24 décembre 2024
Village dans les champs avec un parc éolien au second plan
Cerema
L’électrification des usages combinée aux délais de mise en service de futurs réacteurs nucléaires conduit à un "mur énergétique". Pour le franchir, deux leviers sont actionnés : la sobriété et le développement des énergies renouvelables. Ce dernier volet est le but de la loi d’accélération des énergies renouvelables, votée en mars 2023. Pour accompagner les collectivités dans leurs démarches, le Cerema et l’IGN ont mis en ligne un portail du potentiel local des énergies renouvelables, à l’échelle nationale. Comme un cadastre solaire, mais pour toutes les énergies, et toute la France.

Cet article a été publié par notre partenaire TechniCités.

 

Planifier pour accélérer 

La transition énergétique engagée consiste en un triple mouvement : 

  • la baisse de nos consommations d’énergie (sobriété, efficacité),
  • la suppression d’ici à 2050 du recours aux énergies fossiles (notamment via l’électrification des usages),
  • l’augmentation de la production d’énergies renouvelables (ENR). 

Cette situation nous place devant ce que certains ont pu qualifier de "mur énergétique" dont l’échéance se situe entre 2030 et 2035. Ainsi, dans le Guide pour les élus publié en juillet 2023, la ministre de la Transition énergétique expose que "l’accélération du déploiement des énergies renouvelables à court terme est absolument nécessaire pour garantir notre sécurité d’approvisionnement énergétique, décarboner notre économie et maintenir la compétitivité de nos territoires et de nos entreprises d’ici à 2030".

C’est tout l’enjeu de la loi d’accélération de la production d’énergies renouvelables, dite loi Aper, du 10 mars 2023 : apporter des outils opérationnels pour réussir cette transition. En particulier, son article 15 introduit un tout nouvel objet dans la planification territoriale : la zone d’accélération des énergies renouvelables (ZAER). Cette zone, définie par les communes, est un outil clé pour leur permettre de s’approprier la transition énergétique sur leur territoire. Violaine Tarizzo, de la sous-direction des systèmes électriques et des énergies renouvelables de la Direction générale de l’énergie et du climat (DGEC) au ministère de la Transition écologique explique que "le législateur a voulu confier aux communes l’initiative de définir les zones d’accélération sur leur territoire, dans un mouvement de planification ascendante. Les ZAER témoignent de la volonté politique de la commune d’implanter telle ou telle filière d’énergie renouvelable sur une partie du territoire de la commune plutôt qu’une autre".

 

Outre leurs effets légaux, tels qu’un raccourcissement de certains délais d’instruction ou bien des incitations financières spécifiques, 

ces zones d’accélération présentent des bénéfices bien concrets :

  • la commune ayant conduit une concertation avec les habitants, les zones retenues bénéficient d’un dialogue local qui laisse présager une meilleure acceptabilité des projets ;
  • la visibilité donnée aux développeurs sur les ZAER les incite à se diriger en priorité vers ces zones ;
  • les ZAER donnent une visibilité sur les objectifs de développement des ENR de la commune à différents horizons temporels, ce qui facilite le dialogue entre les parties prenantes ;
  • ces zones d’accélération ne sont pas exclusives : il reste tout à fait possible de développer des projets en dehors de ces zones. Ils ne bénéficieront tout simplement pas des conditions a priori favorables et devront, pour les plus importants, organiser un comité de projet à leurs frais. Toutefois, ce dispositif des ZAER ne vaut pas quitus. 
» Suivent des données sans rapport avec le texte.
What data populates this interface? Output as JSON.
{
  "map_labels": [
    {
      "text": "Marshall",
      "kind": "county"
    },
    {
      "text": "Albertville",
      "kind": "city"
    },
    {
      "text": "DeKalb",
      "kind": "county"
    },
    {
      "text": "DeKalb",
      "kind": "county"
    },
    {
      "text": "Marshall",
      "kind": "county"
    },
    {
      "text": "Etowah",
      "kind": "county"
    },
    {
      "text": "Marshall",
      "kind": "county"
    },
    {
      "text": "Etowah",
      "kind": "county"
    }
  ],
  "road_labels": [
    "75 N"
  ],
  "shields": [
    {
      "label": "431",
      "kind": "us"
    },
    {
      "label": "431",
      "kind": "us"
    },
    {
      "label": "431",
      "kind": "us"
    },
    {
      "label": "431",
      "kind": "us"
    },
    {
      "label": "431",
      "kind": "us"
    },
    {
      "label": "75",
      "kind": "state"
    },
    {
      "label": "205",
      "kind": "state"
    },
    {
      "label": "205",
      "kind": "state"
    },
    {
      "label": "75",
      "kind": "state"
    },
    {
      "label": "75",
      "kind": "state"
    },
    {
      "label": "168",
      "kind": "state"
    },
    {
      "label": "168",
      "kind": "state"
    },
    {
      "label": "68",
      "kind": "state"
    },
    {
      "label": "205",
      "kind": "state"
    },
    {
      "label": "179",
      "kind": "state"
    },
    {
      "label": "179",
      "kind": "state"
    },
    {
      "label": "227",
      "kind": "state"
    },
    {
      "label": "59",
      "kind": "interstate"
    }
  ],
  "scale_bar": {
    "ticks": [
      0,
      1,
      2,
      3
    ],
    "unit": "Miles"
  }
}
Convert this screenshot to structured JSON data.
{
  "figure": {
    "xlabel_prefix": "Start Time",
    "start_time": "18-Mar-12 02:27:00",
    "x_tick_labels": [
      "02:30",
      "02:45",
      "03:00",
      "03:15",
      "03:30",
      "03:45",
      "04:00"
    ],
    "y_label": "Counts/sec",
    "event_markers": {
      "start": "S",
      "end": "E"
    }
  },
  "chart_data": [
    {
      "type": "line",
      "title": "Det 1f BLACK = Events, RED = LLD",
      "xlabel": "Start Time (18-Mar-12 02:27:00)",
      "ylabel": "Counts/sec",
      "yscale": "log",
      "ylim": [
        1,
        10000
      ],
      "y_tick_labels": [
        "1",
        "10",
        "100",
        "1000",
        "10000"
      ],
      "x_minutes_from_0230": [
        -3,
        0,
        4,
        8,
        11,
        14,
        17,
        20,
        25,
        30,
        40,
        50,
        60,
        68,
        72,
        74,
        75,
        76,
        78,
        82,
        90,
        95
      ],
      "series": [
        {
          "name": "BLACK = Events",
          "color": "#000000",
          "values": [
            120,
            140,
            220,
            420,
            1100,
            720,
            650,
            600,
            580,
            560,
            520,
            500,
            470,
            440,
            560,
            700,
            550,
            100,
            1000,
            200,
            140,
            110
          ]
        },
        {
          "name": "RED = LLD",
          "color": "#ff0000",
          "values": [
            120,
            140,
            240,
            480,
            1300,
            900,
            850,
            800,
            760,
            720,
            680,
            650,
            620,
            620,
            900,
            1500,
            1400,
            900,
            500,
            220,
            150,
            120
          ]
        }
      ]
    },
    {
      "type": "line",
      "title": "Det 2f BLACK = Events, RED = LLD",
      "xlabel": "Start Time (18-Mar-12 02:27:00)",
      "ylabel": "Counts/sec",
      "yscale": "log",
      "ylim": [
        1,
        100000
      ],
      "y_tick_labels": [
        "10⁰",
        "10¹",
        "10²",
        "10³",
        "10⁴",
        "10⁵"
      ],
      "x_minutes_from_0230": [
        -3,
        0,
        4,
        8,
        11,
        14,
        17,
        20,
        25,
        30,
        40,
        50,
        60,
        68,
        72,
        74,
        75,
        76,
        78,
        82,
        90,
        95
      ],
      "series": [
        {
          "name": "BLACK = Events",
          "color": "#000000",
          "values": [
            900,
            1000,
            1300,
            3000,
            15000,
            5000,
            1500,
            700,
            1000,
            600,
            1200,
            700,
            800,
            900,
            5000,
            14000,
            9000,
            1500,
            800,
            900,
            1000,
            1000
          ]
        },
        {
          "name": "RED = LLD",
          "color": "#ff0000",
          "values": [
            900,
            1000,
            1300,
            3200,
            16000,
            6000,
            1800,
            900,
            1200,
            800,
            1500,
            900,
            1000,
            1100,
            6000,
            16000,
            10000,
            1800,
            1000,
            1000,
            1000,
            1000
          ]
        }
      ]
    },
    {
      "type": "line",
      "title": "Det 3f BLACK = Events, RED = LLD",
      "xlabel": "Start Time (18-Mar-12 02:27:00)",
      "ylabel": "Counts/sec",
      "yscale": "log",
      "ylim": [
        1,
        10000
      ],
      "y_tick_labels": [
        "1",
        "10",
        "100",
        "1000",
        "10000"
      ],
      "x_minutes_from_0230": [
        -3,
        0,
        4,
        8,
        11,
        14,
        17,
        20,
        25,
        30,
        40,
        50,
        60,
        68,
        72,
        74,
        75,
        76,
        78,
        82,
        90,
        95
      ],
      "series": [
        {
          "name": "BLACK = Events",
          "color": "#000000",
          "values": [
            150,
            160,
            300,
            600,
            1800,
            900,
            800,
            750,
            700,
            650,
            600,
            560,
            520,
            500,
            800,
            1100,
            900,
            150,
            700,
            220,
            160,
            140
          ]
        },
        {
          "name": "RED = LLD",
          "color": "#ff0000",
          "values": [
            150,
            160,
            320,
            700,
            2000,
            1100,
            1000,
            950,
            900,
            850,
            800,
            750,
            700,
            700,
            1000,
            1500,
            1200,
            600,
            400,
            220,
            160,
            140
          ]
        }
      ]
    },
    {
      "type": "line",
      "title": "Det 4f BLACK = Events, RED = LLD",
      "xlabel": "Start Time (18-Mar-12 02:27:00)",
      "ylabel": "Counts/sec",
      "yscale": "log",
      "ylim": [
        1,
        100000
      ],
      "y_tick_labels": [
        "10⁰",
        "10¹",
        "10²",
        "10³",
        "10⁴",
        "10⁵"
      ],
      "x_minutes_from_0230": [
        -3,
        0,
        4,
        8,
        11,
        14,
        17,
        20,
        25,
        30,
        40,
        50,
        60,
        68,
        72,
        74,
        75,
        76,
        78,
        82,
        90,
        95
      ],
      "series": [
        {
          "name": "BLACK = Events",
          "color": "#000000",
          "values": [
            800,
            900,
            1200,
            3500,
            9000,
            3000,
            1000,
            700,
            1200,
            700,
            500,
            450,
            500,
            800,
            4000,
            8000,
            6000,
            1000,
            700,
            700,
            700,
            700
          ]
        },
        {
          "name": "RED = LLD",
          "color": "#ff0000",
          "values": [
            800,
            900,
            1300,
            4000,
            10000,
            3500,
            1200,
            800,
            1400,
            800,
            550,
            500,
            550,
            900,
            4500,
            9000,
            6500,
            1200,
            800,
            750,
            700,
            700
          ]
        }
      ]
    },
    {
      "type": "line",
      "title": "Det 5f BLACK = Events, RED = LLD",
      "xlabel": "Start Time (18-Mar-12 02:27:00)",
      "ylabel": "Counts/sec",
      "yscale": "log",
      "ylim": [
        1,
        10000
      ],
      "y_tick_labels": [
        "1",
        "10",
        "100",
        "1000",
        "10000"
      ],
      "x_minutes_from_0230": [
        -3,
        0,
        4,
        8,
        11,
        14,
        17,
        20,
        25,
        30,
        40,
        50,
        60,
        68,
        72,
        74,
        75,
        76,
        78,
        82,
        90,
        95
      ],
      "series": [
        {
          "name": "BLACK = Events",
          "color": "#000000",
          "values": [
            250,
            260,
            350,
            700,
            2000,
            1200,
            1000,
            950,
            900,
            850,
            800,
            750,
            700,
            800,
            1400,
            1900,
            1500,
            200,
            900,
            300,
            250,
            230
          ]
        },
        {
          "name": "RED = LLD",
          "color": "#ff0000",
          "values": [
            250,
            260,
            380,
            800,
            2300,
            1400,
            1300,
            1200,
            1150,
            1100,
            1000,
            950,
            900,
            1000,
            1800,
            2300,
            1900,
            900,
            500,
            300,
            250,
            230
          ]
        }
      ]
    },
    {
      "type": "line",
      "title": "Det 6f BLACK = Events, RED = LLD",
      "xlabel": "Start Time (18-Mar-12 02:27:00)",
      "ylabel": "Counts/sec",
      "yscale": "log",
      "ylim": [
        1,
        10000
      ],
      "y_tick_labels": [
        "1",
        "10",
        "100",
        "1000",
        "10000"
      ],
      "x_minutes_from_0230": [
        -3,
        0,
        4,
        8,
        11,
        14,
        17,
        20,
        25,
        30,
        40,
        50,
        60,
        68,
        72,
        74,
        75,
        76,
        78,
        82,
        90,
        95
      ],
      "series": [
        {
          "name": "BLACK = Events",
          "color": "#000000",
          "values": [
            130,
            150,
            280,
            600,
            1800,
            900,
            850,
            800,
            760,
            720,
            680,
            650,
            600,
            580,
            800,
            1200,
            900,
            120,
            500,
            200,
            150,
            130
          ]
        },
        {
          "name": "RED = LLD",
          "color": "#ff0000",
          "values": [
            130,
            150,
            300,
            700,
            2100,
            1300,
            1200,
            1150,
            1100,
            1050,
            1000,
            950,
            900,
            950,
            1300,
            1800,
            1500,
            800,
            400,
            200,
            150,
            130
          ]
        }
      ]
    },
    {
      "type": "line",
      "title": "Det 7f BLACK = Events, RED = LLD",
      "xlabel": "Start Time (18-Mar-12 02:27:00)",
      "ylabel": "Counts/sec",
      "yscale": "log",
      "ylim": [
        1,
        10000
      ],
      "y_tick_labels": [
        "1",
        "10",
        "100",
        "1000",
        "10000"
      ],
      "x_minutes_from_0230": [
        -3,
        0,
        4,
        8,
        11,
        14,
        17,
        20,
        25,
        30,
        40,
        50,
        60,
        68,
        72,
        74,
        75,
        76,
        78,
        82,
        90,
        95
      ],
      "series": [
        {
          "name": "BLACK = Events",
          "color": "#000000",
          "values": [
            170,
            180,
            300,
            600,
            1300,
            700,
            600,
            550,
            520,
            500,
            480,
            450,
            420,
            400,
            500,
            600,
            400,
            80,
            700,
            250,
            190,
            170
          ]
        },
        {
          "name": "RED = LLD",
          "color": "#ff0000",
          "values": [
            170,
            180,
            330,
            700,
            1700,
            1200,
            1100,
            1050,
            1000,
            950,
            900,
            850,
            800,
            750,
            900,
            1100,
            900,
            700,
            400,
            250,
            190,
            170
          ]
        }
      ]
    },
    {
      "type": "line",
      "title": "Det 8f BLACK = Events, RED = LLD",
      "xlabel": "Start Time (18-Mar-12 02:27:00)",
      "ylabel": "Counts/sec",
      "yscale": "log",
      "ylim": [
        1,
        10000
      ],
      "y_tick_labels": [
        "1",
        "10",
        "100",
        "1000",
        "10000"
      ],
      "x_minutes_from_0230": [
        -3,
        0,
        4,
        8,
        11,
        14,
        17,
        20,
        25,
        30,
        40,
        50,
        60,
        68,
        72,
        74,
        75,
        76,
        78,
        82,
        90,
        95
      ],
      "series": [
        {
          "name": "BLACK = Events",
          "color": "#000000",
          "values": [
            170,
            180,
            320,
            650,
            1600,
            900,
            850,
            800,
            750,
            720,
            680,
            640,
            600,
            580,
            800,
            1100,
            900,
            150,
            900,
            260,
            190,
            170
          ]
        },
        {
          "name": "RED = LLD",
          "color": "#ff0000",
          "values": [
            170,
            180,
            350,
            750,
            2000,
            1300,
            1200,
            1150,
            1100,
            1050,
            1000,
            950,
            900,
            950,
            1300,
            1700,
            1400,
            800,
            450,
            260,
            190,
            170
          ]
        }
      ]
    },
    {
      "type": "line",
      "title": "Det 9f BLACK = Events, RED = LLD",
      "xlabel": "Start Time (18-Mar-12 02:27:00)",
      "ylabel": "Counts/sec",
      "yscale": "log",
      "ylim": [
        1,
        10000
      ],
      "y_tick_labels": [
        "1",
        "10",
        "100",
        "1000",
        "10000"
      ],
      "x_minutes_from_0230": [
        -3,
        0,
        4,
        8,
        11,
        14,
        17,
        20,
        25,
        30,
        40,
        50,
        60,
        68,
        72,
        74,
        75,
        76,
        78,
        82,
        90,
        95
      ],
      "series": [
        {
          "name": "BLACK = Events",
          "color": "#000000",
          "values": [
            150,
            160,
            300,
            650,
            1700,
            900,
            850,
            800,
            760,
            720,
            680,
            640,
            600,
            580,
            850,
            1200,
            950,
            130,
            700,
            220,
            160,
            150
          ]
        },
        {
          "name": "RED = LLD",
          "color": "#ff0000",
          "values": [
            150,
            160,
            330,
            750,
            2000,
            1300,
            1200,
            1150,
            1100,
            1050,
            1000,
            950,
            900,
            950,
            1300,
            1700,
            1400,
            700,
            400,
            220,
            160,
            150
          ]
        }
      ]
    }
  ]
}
Violaine Tarizzo explique ainsi que "définir une zone d’accélération n’entraîne aucun engagement quant aux projets qui pourraient être déposés dans cette zone : ils resteront soumis à l’ensemble des procédures d’instruction réglementaires en vigueur".

 

Interview : Le portail va encore évoluer"

Le portail cartographique des énergies renouvelables a été élaboré par le Cerema avec l’Institut national de l’information géographique et forestière (IGN). Les précisions de Yélise Akol, chargée des relations partenariales sur la thématique énergie, et Terry Moreau, chargé de la mise en place du portail.

 

Vous portez, au sein de l’IGN, la mise au point du portail ; quelles sont les principales nouveautés de cette version ?

Yélise Akol : L’IGN s’est engagé, auprès de la ministre de la Transition énergétique, à mettre à disposition des communes le 11 décembre 2023 une nouvelle version du portail cartographique améliorée sur l’ergonomie et sur le fonctionnel. Elle est plus simple dans la manipulation des données de potentiels et – c’est totalement nouveau – elle permet de gérer et faire remonter les zones d’accélération aux différents acteurs locaux identifiés dans la démarche de planification énergétique. 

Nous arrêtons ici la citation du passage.